A fluorescent, reagentless biosensor for ADP based on tetramethylrhodamine-labeled ParM
Authors listSimone Kunzelmann MR Webb
Fluorescence assays for ADP detection are of considerable current interest, both in basic research and in drug discovery, as they provide a generic method for measuring the activity of ATPases and kinases. The development of a novel fluorescent biosensor is described that is based on a tetramethylrhodamine-labeled, bacterial actin homologue, ParM. The design of the biosensor takes advantage of the large conformational change of ParM on ADP binding and the strong quenching of the tetramethylrhodamine fluorescence by stacking of the dye. ParM was labeled with two tetramethylrhodamines in close proximity, whereby the fluorophores are able to interact with each other. ADP binding alters the distance and relative orientation of the tetramethylrhodamines, which leads to a change in this stacking interaction and so in the fluorescence intensity. The final ADP biosensor shows approximately 15-fold fluorescence increase in response to ADP binding.
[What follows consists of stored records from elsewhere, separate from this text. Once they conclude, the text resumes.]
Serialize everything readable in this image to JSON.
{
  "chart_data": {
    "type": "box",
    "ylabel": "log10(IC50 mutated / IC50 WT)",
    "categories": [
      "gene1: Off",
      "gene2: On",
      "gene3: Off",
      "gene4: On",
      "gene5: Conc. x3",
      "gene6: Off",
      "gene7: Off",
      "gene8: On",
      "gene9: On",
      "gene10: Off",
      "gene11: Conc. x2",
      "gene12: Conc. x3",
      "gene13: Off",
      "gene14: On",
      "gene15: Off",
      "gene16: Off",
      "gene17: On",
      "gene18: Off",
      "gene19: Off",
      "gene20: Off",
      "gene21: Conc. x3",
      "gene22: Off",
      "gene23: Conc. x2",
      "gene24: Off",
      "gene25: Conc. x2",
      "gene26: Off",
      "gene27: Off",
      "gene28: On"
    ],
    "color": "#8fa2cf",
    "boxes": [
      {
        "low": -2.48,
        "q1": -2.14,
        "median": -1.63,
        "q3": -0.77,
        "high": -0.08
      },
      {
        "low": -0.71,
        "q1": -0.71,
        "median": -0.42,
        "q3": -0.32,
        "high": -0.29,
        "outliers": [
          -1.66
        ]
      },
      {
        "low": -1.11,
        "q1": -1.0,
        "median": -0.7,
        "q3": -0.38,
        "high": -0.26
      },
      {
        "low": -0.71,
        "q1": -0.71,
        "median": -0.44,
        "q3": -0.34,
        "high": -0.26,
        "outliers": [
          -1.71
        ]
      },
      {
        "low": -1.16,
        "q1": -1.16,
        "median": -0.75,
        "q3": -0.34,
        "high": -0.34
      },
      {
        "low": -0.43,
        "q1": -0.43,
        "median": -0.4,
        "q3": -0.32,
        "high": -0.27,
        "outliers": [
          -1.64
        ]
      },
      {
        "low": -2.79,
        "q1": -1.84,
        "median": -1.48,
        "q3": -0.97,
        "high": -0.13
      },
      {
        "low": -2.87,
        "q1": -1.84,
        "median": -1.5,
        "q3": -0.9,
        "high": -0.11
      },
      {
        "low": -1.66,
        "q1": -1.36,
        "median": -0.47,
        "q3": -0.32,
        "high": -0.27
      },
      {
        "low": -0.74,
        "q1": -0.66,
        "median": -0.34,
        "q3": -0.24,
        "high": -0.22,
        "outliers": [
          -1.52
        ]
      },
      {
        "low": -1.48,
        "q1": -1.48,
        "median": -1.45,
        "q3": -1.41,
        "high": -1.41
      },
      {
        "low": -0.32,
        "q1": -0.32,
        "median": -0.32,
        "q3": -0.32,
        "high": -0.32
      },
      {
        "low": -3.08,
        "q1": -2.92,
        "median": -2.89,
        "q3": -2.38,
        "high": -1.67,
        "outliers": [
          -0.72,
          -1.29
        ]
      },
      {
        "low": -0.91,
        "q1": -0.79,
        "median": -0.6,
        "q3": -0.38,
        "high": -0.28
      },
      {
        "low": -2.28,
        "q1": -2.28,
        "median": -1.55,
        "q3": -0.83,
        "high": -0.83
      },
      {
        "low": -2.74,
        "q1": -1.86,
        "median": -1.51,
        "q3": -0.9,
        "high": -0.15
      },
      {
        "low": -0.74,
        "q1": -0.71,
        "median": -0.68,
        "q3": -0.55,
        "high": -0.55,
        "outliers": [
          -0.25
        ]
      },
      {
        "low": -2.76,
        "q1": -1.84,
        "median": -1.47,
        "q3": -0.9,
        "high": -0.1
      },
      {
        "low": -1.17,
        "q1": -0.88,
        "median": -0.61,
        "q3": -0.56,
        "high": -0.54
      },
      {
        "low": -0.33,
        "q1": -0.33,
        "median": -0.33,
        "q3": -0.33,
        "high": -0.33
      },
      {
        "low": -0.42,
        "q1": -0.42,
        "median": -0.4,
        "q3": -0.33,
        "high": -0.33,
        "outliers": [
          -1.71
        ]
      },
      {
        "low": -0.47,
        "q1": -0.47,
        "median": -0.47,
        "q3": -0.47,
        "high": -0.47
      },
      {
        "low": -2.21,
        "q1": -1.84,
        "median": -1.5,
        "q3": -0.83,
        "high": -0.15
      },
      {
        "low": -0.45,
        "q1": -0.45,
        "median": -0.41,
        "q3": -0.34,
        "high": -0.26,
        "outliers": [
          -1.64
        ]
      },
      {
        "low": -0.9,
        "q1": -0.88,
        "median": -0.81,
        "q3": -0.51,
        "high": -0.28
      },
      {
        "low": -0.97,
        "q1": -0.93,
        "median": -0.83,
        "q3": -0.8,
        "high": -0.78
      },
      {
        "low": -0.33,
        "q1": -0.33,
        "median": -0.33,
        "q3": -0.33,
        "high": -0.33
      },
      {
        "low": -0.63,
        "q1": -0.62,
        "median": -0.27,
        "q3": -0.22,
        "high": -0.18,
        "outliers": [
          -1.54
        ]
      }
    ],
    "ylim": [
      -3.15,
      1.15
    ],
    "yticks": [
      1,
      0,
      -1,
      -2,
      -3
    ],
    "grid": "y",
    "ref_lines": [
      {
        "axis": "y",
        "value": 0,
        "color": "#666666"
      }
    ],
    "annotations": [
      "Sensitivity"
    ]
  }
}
It has relatively weak affinity for ADP (K(d) = 30 microM), enabling it to be used at substoichiometric concentrations relative to ADP, while reporting ADP concentration changes in a wide range around the K(d) value, namely, submicromolar to tens of micromolar. The biosensor strongly discriminates against ATP (>100-fold), allowing ADP detection against a background of millimolar ATP. At 20 degrees C, the labeled ParM binds ADP with a rate constant of 9.5 x 10(4) M(-1) s(-1) and the complex dissociates at 2.9 s(-1). Thus, the biosensor is suitable for real-time measurements, and its performance in such assays is demonstrated using a sugar kinase and a mammalian protein kinase.